D’une manière générale, les drogues - alcool et prods en tête - peuvent régulièrement être source de conflits et de violences, y compris pour les usagers eux-mêmes. « On ne juge pas les consommateurs », expose à VICE Morgane, la référente de Techno Plus à l’Ouest. « Chacun vient avec son passé, sa vie. Ça ne nous regarde pas ». L’association de réduction des risques est présente aussi bien en teknivals de 80 000 personnes qu’autour des scènes autogérées du milieu squat. Ses bénévoles informent les usagers sur les risques et distribuent du matériel propre (seringues à usage unique, « roule ta paille » et feuilles d’aluminium) pour éviter les complications médicales.

« La consommation [en milieu festif] est toujours cachée », croit savoir notre interlocutrice. Et d’évoquer les voitures sur le parking d’un mur de son en plein air… comme les toilettes d'un club, à même le nid de maladies que représente une cuvette de chiotte. Avec les risques sanitaires que ça représente. « La mise en place [dans les soirées] de lieux de consommation à moindre risque - propres et avec la possibilité d’échanger sur les pratiques – est impossible à cause du cadre législatif qui réprime l’usage de stupéfiants », poursuit-elle. Idéalement, « ils permettraient de prévenir certaines complications – même si le risque zéro n’existe pas ». Hors du milieu festif, le bilan de l’unique « salle de shoot » parisienne est si positif que ses horaires pourraient être étendus.

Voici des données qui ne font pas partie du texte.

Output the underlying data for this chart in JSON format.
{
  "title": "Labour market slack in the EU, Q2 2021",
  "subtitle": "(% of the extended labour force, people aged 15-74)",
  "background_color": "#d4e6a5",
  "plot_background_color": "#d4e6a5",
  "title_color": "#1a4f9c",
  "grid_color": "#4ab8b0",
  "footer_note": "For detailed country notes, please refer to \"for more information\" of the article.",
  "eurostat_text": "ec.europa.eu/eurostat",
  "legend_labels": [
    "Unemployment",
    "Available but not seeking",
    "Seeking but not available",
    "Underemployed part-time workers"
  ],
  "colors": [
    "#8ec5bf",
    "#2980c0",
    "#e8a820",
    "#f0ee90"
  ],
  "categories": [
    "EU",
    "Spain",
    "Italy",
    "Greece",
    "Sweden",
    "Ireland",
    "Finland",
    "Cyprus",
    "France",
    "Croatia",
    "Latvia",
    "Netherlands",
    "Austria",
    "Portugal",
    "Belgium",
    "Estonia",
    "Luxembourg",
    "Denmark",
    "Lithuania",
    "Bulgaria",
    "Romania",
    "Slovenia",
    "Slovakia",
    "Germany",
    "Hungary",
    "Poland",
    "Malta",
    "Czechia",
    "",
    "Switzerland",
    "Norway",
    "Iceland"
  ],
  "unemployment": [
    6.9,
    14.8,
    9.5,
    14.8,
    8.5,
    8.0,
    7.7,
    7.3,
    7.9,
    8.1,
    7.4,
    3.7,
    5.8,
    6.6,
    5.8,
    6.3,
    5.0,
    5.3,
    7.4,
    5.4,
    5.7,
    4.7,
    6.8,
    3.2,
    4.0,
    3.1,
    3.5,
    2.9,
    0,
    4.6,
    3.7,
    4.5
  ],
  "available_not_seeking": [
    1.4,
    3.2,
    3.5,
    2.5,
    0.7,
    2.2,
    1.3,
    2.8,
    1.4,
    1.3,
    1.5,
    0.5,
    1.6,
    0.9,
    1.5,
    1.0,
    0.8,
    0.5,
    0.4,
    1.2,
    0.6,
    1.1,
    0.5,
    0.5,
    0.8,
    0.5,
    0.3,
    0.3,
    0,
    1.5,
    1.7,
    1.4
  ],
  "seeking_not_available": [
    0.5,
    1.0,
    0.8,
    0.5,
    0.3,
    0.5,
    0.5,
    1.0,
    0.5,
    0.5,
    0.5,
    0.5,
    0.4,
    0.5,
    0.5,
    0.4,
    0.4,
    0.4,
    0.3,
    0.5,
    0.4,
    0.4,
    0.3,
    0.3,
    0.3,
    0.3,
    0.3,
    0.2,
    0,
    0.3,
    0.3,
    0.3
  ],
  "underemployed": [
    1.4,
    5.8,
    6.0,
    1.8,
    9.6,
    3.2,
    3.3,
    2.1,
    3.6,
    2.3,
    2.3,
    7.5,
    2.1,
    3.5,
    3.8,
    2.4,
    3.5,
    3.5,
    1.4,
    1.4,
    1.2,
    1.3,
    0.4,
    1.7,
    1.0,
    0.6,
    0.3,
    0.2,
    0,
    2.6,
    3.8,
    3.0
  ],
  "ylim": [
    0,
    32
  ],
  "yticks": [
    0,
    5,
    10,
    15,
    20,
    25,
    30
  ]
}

Le Chat Noir*, squat francilien de plusieurs étages qui organise ponctuellement des fêtes XL, prête attention au bien-être de ses invités cooptés. « C’est vraiment bonne ambi là-bas », lâche l’un d’eux, pourtant prompt à critiquer les soirées parisiennes. VICE a passé la porte fermée à double tour qui donne sur la rue et enjambé un ou deux chiens assoupis au milieu de la fosse. Dans une pièce légèrement à l’écart, des usagers échangent au calme les bonnes pratiques, sniffent et fument avant de retourner danser. Une ardoise de bistrot détournée indique quelque chose comme : « Par ici la drogue OKLM. Prenez soin de vous – cœur ».

* Certains prénoms et noms de lieux ont été modifiés.